No young man can remain long in this unsettled or transition state; but he must become _something_. You will therefore do well to be careful how you tread this probationary ground; for it is really the one great opportunity of your lives so far as concerns the formation of your general characters. Use it thoughtfully and well, and your manhood will be stronger, richer, and more helpful, all through your later years.

XXVII.

ORDER.

MEMORY GEMS.

Accuracy is the twin brother of honesty.--C. Simmons

Without method, little can be done to any good purpose.--Macaulay

A place for everything, and everything in its place.--Old Proverb

Order is the law of all intelligible existence.--Blackie

Order is the sanity of the mind, the health of the body, the peace of the city, and the security of the state.--Southey

The two words ”order” and ”method” are so closely akin to each other that it is quite difficult to separate them, even in the mind. ”Order is heaven's first law,” it is said; also, ”Method consists in the right choice of means to an end.” Here a distinction is made; but the two words taken together, cover the line of thought we now wish to follow.

Children nowadays do not learn to read as they once did. They go to kindergartens; but order is the rule even in such play-schools, and it is the one great reason why they succeed. All schools and colleges depend upon order for successful work.

”He who every morning plans the transactions of the day,” says Victor Hugo, ”and follows out that plan, carries a thread that will guide him through the labyrinth of the most busy life. The orderly arrangement of his time is like a ray of light which darts itself through all his occupations. But where no plan is laid, where the disposal of time is surrendered merely to the chance of incidents, all things lie huddled together in one chaos, which admits of neither distribution nor review.”

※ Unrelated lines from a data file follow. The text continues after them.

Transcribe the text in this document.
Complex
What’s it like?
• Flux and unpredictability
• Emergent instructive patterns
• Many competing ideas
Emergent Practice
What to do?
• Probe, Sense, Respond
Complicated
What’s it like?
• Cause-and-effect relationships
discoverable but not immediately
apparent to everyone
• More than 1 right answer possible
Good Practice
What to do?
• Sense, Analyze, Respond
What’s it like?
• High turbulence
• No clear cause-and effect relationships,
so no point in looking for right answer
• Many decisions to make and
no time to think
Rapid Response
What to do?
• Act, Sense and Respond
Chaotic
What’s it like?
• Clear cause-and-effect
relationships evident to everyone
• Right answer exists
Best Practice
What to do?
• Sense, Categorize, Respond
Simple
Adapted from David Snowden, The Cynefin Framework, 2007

There is no talent like method; and no accomplishment that man can possess, like perseverance. These two powers will usually overcome every obstacle; and there is no position which a young man may not hope to secure, when, guided by these principles, he sets out upon the great highway of life. In after years, the manners and habits of the man are not so readily adapted to any prescribed course to which they have been unaccustomed. But in youth habits of system, method, and industry, are as easily formed as others; and the benefits and enjoyments which result from them, are more than the wealth and honors which they always secure.